The matter gathered from the deciphered pages is not limited to personal or political history. For instance, speaking of the “Anatomy of Melancholy” (edition, 1628), the Editor says:—“The extraordinary part is that this edition conceals, in cipher, a very full and extended prose summary—argument, Bacon calls it—of a translation of Homer’s Iliad. In order that there may be no mistake as to its being Bacon’s works, he precedes the translation with a brief reference to his royal birth, and the wrongs he has suffered.... In the De Augmentis is found a similar extended synopsis of a translation of the Odyssey.
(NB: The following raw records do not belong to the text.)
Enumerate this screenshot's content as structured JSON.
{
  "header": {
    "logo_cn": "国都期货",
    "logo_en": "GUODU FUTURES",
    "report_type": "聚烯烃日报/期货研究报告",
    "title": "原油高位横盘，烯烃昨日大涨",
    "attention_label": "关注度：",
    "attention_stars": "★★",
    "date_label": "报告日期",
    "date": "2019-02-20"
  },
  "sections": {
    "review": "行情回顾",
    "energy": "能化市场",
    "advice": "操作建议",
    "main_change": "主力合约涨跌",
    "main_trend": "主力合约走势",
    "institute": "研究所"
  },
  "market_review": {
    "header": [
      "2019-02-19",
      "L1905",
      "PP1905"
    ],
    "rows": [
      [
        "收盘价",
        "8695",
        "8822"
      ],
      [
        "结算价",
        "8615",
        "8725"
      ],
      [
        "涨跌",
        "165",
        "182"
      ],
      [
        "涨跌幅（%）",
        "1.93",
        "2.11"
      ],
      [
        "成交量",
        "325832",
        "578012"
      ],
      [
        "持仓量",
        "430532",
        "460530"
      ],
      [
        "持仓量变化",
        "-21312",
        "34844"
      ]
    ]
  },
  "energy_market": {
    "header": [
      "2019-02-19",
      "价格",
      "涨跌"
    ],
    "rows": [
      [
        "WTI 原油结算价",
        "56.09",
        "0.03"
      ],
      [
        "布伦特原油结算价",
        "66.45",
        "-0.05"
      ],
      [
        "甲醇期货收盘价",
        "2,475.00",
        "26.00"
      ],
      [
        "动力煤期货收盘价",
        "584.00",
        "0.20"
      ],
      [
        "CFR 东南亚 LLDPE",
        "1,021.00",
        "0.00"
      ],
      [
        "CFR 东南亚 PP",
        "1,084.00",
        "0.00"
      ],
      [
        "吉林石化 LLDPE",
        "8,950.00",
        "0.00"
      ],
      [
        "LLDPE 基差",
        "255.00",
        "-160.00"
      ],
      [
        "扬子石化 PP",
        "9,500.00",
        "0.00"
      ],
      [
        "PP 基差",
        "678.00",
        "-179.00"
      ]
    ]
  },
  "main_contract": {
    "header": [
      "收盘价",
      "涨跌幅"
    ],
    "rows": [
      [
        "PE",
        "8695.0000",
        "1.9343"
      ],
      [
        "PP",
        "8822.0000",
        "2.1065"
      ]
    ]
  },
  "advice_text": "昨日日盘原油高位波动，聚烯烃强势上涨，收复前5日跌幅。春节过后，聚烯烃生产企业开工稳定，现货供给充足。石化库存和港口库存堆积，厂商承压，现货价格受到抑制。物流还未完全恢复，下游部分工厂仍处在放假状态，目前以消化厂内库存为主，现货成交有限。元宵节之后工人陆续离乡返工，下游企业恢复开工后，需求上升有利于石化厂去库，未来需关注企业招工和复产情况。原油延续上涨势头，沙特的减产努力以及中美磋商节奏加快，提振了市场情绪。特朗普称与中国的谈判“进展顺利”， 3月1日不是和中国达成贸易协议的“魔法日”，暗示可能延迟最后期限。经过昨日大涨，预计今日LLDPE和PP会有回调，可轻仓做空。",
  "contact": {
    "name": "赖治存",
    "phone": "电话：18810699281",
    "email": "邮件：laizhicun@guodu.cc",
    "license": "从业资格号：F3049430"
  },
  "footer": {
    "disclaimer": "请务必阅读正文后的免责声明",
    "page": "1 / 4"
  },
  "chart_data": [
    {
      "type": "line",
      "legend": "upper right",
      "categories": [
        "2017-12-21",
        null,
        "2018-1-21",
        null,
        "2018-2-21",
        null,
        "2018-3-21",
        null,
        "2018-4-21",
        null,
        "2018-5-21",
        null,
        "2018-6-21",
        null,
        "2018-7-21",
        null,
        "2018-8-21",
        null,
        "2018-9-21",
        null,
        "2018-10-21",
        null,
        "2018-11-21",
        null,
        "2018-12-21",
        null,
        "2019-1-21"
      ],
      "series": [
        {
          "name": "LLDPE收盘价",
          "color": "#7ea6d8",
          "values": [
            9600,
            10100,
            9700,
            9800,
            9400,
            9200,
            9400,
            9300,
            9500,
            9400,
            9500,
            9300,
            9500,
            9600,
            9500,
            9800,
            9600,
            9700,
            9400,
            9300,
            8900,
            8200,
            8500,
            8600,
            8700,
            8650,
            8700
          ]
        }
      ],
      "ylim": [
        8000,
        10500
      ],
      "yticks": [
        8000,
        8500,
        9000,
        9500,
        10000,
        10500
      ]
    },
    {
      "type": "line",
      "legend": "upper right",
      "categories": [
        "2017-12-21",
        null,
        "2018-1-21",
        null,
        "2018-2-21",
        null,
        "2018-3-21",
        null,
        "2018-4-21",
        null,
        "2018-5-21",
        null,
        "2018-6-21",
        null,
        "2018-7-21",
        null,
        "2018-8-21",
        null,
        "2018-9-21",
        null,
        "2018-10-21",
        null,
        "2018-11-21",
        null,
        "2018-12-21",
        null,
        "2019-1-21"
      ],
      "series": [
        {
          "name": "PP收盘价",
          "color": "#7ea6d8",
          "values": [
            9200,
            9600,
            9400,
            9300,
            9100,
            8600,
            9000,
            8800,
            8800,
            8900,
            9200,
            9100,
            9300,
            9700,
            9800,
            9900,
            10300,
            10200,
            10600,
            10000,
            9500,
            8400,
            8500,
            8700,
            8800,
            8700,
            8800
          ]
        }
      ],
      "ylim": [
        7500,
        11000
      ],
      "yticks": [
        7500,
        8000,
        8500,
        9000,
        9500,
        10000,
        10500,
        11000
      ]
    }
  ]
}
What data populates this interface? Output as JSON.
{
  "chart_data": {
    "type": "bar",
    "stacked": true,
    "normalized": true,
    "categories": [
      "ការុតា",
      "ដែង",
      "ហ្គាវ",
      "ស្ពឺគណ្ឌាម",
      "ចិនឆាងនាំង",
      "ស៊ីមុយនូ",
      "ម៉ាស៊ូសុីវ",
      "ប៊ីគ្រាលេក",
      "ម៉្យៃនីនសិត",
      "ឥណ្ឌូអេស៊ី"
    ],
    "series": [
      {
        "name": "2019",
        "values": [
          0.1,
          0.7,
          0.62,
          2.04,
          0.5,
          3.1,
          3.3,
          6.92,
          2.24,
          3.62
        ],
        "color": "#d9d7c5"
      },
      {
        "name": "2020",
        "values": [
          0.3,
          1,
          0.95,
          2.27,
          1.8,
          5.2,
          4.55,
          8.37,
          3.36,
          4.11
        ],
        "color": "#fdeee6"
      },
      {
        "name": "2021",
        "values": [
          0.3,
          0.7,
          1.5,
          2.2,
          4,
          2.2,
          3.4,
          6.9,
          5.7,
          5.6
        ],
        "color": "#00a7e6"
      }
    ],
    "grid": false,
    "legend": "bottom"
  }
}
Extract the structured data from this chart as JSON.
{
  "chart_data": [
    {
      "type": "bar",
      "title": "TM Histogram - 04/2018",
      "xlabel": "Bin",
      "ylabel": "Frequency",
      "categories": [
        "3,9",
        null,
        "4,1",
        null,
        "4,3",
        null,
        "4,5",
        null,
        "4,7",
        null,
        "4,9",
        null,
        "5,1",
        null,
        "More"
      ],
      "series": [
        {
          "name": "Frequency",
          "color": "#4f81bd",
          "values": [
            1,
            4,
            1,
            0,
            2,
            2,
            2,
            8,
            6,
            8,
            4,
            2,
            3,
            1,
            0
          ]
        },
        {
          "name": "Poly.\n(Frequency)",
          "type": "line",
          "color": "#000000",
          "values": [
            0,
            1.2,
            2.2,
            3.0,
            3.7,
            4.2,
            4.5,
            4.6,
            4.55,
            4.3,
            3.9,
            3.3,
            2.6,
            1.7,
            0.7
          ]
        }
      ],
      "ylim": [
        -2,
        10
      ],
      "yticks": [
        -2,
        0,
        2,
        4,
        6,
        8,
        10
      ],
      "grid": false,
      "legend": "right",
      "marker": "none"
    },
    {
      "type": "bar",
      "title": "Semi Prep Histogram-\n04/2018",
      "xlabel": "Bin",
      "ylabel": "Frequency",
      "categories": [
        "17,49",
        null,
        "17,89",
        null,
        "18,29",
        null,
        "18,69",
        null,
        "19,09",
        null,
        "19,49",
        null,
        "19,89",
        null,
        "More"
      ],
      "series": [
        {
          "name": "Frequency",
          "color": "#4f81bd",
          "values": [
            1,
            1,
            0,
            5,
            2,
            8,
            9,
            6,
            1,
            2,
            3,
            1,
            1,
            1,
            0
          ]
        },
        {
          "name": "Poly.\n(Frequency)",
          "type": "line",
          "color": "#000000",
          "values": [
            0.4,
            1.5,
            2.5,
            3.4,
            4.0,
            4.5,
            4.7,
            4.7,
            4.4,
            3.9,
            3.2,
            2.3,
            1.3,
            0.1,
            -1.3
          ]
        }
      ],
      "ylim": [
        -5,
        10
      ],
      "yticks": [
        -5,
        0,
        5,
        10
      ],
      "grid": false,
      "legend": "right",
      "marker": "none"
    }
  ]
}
This, too, is introduced with a reference to Bacon’s personal history, and although the text of the book is in Latin, the cipher is in English.
“The decipherer is not a Greek scholar, and would be incapable of creating these extended arguments, which differ widely in phrasing from any translation extant, and are written in a free and flowing style.”[5]
Readers must not expect to find in this book which we are noticing, a complete and shapely narrative explaining everything, and pouring out before us the true story of our wonderful “concealed man” from beginning to end. The cipher utterances are, for the most part, nothing if not fragmentary. The writer himself says so, and adds that his objects in thus trusting his secrets to the care of his friends and to the judgment of time were, First, that he might hand down to the future age the only faithful account of himself and his history, which would ever be allowed to reach them. Secondly, he proposed to link his unacknowledged works one with another in such a way that hereafter his sons of science should from the hints given in one work be led on to another, and so to another, until the vast mass of books, Historical, Scientific, Poetical, Dramatical, Philosophical, which he wrote, should be connected, welded together like an endless chain, and the true history of the Great Restauration and of the English Renaissance fully revealed.